“They are… Moving human documents, with a strong literary appeal.” – Gertrude Ogden Tubby, Assistant Secretary, American Society for Psychical Research (ASPR).
Author Sidney Dickinson opens his preface with a provocative line:
“These stories are not “founded upon fact”; they “are” fact.”
Reading 220 pages of his collection of personal experiences of the
weird” and “supernatural,” you would be inclined to agree. The fact that all accounts are done in first person gives you little room for argument – how can you dispute a personal experience?
The accounts are fraught with detailed descriptions and background information of people and places mentioned in each story. This is apparently done to help the reader fully appreciate the significance of certain events that have taken an odd turn.

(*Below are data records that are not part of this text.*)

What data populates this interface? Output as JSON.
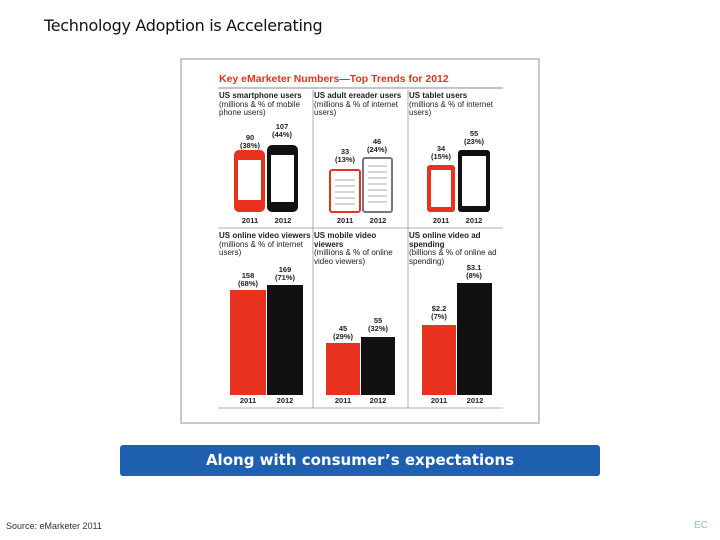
{
  "slide": {
    "title": "Technology Adoption is Accelerating",
    "infographic": {
      "heading": "Key eMarketer Numbers—Top Trends for 2012",
      "panels": [
        {
          "title": "US smartphone users",
          "subtitle": "(millions & % of mobile phone users)",
          "items": [
            {
              "year": "2011",
              "value": "90",
              "share": "(38%)"
            },
            {
              "year": "2012",
              "value": "107",
              "share": "(44%)"
            }
          ]
        },
        {
          "title": "US adult ereader users",
          "subtitle": "(millions & % of internet users)",
          "items": [
            {
              "year": "2011",
              "value": "33",
              "share": "(13%)"
            },
            {
              "year": "2012",
              "value": "46",
              "share": "(24%)"
            }
          ]
        },
        {
          "title": "US tablet users",
          "subtitle": "(millions & % of internet users)",
          "items": [
            {
              "year": "2011",
              "value": "34",
              "share": "(15%)"
            },
            {
              "year": "2012",
              "value": "55",
              "share": "(23%)"
            }
          ]
        },
        {
          "title": "US online video viewers",
          "subtitle": "(millions & % of internet users)",
          "items": [
            {
              "year": "2011",
              "value": "158",
              "share": "(68%)"
            },
            {
              "year": "2012",
              "value": "169",
              "share": "(71%)"
            }
          ]
        },
        {
          "title": "US mobile video viewers",
          "subtitle": "(millions & % of online video viewers)",
          "items": [
            {
              "year": "2011",
              "value": "45",
              "share": "(29%)"
            },
            {
              "year": "2012",
              "value": "55",
              "share": "(32%)"
            }
          ]
        },
        {
          "title": "US online video ad spending",
          "subtitle": "(billions & % of online ad spending)",
          "items": [
            {
              "year": "2011",
              "value": "$2.2",
              "share": "(7%)"
            },
            {
              "year": "2012",
              "value": "$3.1",
              "share": "(8%)"
            }
          ]
        }
      ]
    },
    "banner": "Along with consumer’s expectations",
    "source": "Source: eMarketer 2011",
    "footer_mark": "EC"
  }
}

However, the lengthy accompanying explanations and descriptions unfortunately made the statements more long-winded than they should be. This is despite the fact that this book was published in 1920 – a time when long sentences were the norm in written works. As a result, the accounts are more yawn-inducing than interesting; one can get lost in the details and end up needing to backtrack in order to get a grip of what the author is actually trying to say.
As with the “strong literary appeal” endorsement, this may be seen in the way the author describes places, people, and circumstances. However, these descriptions distract one from the fact that the author is sharing an account of a strange event because the supposedly chill-inducing momentum is lost at times. It instead stimulates bouts of selective reading just to get past the overly descriptive parts.